Measurements—Cortisol

Total plasma and salivary-free cortisol measurements were made on day 1, whereas plasma cortisol only was measured on day 2. Saliva samples were stored at −80°C until analysis by Salimetrics Expanded Range High Sensitivity Salivary Cortisol Enzyme Immunoassay Kit (State College, PA; analytical sensitivity = 3 ng/dL). Plasma was separated from heparinized whole blood and stored at −80°C until analysis for total plasma cortisol on an Immulite 1000 analyzer using a Siemens Cortisol kit (Los Angeles, CA; analytical sensitivity = 0.2 µg/dL; intra-assay variability = 4.7%; interassay variability = 6.3%).

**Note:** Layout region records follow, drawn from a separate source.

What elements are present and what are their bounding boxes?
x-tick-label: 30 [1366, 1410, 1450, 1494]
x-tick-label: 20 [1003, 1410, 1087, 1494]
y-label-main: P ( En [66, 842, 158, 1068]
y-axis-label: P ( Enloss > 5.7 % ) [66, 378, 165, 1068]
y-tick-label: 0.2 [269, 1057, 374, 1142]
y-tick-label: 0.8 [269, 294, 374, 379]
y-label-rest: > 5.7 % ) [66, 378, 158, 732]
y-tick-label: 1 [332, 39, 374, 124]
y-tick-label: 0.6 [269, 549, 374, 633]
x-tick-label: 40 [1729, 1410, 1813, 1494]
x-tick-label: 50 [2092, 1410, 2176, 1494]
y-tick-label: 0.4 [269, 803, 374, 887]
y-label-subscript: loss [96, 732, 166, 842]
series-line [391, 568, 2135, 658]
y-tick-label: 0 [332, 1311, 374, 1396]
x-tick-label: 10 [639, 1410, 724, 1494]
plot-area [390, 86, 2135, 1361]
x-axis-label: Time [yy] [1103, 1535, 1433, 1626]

Measurements—Adrenocorticotropic Hormone

Adrenocorticotropic hormone determinations of frozen plasma samples were performed on an Immulite 1000 analyzer using a Siemens adrenocorticotropic hormone kit (Los Angeles, CA; analytical sensitivity = 9 pg/mL; intra-assay variability = 5.6%; interassay variability = 7.8%).

Measurements—C-reactive Protein

C-reactive protein (CRP) measurements were performed immediately on unfrozen blood samples using a Roche P Module and Roche High Sensitivity CRP kit (Indianapolis, IN; analytical sensitivity = 0.1 mg/L; intra-assay variability = 1.3%; interassay variability = 3.9%).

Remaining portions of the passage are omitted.